Онлайн книга - Рискующее сердце | Автор книги - Эрнст Юнгер

Cтраница 5
читать онлайн книги бесплатно

5

Эрнст Юнгер откровенно отождествлял себя с лейтенантом Штурмом и даже подписывал свои статьи псевдонимом «Ганс Штурм». Первый роман, безусловно, проливает свет на позиции Юнгера-публициста, но и многие положения из его статей перекликаются с высказываниями лейтенанта Штурма или комментируют их. Так, например, странные мысли лейтенанта о боевом братстве с противником обретают отчетливость в статье «Национализм», опубликованной в 1926 году. В 20-е годы Юнгер выступает под флагом национализма, но его национализм едва ли совпадает с общепринятым. Естественнонаучные идеи поэтически и политически подтверждаются у него духовной жизнью: «Соображение, будто каждая национальная воля направлена против другой национальной воли, так же бесплодно, как бесплоден вопрос, почему деревья одного леса вынуждены бороться между собой за свет и питание. Рассудок может усмотреть в Европе, как в лесу, единство, но ни дереву, ни народу не может он отказать в своей особой необходимости». Так объясняются у Юнгера взаимоотношения бойцов, убивающих друг друга с уважением, если не с любовью. Вспоминается древний арийский миф, согласно которому, убивая достойного врага, оказываешь ему услугу, избавляя от позорной естественной смерти. (Не отсюда ли восходит легендарное высказывание наполеоновского маршала Ланна: «Если гусар не убит в тридцать лет, это не гусар, а дерьмо»?) Таким путем древний воин завоевывал и для себя самого достойную смерть от руки достойного врага. Но это миф, а Эрнст Юнгер, опираясь на миф, старается придерживаться политической реальности: «Быть националистом — значит отстаивать необходимость нации всеми средствами, о которых может зайти речь. Это значит учреждать идею нации как высшую ценность, которой должны подчиниться все остальные ценности. Это также значит быть не европейцем или гражданином мира, а верить в то, что быть немцем, французом или англичанином важнее, и это решает дело. Это значит ценить особенное выше всеобщего, над понятием ставить жизнь, а над распущенностью — органическое самоограничение. Это значит желать сочетаться с жизнью великими таинственными токами крови, а не абстрактным каркасом умственной конструкции. Только ради подлинных жизненных единств, а не ради полезного, практического или ухищренного жизнь готова на любую жертву».

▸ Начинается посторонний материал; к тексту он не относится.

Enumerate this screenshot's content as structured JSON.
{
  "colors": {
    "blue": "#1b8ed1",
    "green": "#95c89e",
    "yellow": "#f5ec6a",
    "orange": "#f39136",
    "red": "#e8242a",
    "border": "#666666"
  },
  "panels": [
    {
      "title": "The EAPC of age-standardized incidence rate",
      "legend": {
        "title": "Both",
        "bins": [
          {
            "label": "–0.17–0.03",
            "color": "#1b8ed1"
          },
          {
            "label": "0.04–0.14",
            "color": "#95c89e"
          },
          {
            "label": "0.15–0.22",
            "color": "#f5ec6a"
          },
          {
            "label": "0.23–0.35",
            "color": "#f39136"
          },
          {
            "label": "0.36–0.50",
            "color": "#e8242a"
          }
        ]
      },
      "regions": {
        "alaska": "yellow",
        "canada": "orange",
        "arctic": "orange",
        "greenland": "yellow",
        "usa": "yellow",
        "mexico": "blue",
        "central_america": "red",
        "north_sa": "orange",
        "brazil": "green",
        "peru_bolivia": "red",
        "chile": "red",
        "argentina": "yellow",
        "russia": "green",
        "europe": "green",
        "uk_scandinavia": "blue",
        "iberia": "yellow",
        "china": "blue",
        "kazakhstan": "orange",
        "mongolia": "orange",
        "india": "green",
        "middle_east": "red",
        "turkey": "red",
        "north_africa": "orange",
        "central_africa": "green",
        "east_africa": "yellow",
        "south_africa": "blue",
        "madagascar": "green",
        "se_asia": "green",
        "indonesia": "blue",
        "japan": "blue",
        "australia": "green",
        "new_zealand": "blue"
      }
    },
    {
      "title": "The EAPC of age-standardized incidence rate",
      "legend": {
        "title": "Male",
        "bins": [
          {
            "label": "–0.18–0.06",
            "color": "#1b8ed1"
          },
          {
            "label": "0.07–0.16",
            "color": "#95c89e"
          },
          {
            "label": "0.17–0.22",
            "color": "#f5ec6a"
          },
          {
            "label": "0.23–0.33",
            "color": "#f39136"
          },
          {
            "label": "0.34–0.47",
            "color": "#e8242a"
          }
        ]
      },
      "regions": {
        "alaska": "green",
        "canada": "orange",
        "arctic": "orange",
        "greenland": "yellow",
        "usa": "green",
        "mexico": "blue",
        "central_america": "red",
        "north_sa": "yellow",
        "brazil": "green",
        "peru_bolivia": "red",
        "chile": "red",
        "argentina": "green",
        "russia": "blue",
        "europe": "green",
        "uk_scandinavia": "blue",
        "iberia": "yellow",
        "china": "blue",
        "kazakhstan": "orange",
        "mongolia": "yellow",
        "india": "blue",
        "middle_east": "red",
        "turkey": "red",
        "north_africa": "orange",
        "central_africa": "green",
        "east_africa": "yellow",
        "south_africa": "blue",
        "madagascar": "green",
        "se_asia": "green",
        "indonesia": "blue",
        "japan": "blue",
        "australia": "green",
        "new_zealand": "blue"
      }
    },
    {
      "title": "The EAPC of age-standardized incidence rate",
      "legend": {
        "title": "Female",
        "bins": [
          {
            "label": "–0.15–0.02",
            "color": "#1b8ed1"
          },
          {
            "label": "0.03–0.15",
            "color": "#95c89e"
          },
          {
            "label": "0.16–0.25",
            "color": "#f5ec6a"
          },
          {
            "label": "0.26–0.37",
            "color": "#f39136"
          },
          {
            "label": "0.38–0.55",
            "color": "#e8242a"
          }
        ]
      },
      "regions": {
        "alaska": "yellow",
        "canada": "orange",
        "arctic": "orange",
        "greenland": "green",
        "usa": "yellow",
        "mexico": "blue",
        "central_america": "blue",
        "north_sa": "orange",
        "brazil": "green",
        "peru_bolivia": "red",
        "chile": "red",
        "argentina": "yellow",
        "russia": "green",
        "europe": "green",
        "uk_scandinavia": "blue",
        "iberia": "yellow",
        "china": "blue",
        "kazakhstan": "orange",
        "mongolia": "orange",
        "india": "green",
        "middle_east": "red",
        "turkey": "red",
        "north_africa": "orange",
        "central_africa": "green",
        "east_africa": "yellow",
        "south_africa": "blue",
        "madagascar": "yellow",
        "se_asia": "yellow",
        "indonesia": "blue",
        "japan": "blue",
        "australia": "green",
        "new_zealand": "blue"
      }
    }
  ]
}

Любопытно, что несколько лет спустя против подобного понятия нации выступит не кто иной, как Адольф Гитлер, фюрер национал-социалистической рабочей партии, причем все компоненты в названии его партии втайне претили Гитлеру, так как не выражали его крайнего глубинного правого радикализма. В разговоре с Германом Раушнингом, главой данцигского сената, Гитлер говорил: «Нация — это политическое орудие демократии и либерализма. Мы должны снова упразднить это ложное понятие и заменить его понятием породы, которое еще не затаскано политиками. Ключевым понятием будущего станет не „народ“ — это понятие давно ушло в прошлое, и поэтому перестраивать и уточнять нынешние границы населенных областей просто бессмысленно. На первый план выйдет скрытое за ним понятие породы». [6] Возможно, здесь кроется внутреннее принципиальное противостояние, побудившее Эрнста Юнгера отвергнуть национал-социализм вместе с гитлеризмом как массовое плебейское движение. Вместо породы у Эрнста Юнгера проступает кровь: «Кровь глубже всего того, что можно сказать и написать о ней. Ее темные и светлые колебания чаруют мелодиями, настраивающими нас на печаль или на счастье. Они притягивают нас к лицам, пейзажам и вещам или они отвращают нас от них. То нечто, то избыточное, что вовлекает нас в очертания гор, в длящиеся линии долин, в игру облаков на небе, в смех человека, в движения животных или в краски картины, чей создатель, может быть, давно уже умер, в ту весомость, которую жизнь с безошибочностью сновиденья придает всем вещам, — это определяется родом и своеобразием крови. Явление дано, но только мощь и полнота крови устанавливают его ценность, делают его значительным, символическим и глубоким».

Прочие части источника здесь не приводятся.